“Semir
scese dall’auto che si era appena fermata davanti alla
villetta in cui vivevano
i genitori di Andrea senza aggiungere altro, sbattendo la portiera in
faccia al
collega e dirigendosi a passo spedito verso il portone.
Da lì, con i suoceri e le bambine, si sarebbe diretto a
piedi verso la chiesa,
che si trovava a pochi passi di distanza.

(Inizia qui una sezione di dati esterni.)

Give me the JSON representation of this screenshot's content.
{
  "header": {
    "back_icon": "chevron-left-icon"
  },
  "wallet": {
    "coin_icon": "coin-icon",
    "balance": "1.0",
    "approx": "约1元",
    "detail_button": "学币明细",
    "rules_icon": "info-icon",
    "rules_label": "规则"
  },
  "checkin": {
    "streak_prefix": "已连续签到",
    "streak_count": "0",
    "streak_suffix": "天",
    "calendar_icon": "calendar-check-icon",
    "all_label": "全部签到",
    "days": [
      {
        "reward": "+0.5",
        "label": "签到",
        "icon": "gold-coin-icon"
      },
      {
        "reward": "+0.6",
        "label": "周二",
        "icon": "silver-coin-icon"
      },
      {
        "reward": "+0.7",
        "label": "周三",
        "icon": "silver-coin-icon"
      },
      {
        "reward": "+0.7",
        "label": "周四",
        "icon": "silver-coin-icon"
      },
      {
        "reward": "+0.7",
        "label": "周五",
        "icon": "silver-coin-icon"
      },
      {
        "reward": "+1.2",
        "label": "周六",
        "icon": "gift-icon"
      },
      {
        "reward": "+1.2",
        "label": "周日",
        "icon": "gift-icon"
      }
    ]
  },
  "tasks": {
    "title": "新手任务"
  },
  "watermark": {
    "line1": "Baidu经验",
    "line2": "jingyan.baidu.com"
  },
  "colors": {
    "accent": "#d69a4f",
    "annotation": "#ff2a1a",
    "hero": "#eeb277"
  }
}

Ben sospirò appoggiandosi allo schienale prima di rimettere
in moto per cercare
parcheggio: l’amico avrebbe avuto tanto bisogno
d’aiuto e lui avrebbe fatto
tutto il possibile per stargli accanto, in un modo o
nell’altro.”.
«Aida,
cucciolo, che
cosa ci fai qua?» domandò Semir avvicinandosi alla
porta esterna della villetta
e notando la figlia più grande seduta fuori su un gradino,
con l’aria
imbronciata e le braccia conserte.
La bambina gli lanciò un’occhiata fulminante e non
accennò ad alzarsi.
L’uomo allora si inginocchiò accanto a lei e le
accarezzò delicatamente i
capelli: era quello ciò che più temeva,
ciò che aveva temuto a partire
dall’esatto istante in cui il medico gli aveva comunicato, in
quell’ospedale,
che sua moglie non ce l’aveva fatta: le bambine. Le loro
reazioni, i loro
pensieri, le spiegazioni che lui avrebbe dovuto fornire. E poi, la loro
vita
senza di lei.
«Allora? Perché sei qua fuori da sola?».
«Perché lì dentro non ci voglio
stare.».
Semir sospirò, guardandola negli occhi «Che cosa
è successo?».
La bambina si voltò dall’altra parte senza
rispondere e il poliziotto non poté
fare a meno di constatare quanto gli assomigliasse. L’aveva
sempre detto anche
Andrea, Aida era la copia del papà e Beth* era
più simile alla mamma.
«Ehi... dai, parlami, cosa è successo?».
«I nonni sono dei bugiardi!» esplose la bambina
senza riuscire a trattenere le
lacrime «Loro sono dei bugiardi e Beth non capisce niente!
Non vogliono dirmi
cosa è successo davvero alla mamma e nemmeno tu me lo vuoi
dire, sei come
loro!».
Semir abbassò lo sguardo.
Avrebbe voluto scappare, evitare quegli occhi innocenti che lo
accusavano, ma
non poteva.
«Aida, tua sorella è piccola e non può
capire alcune cose, lo sai anche tu... e
poi...».
«Ma io non sono piccola, io capisco! E tu non parli nemmeno
con me!» gridò
ancora la bambina con la voce a tratti rotta dal pianto.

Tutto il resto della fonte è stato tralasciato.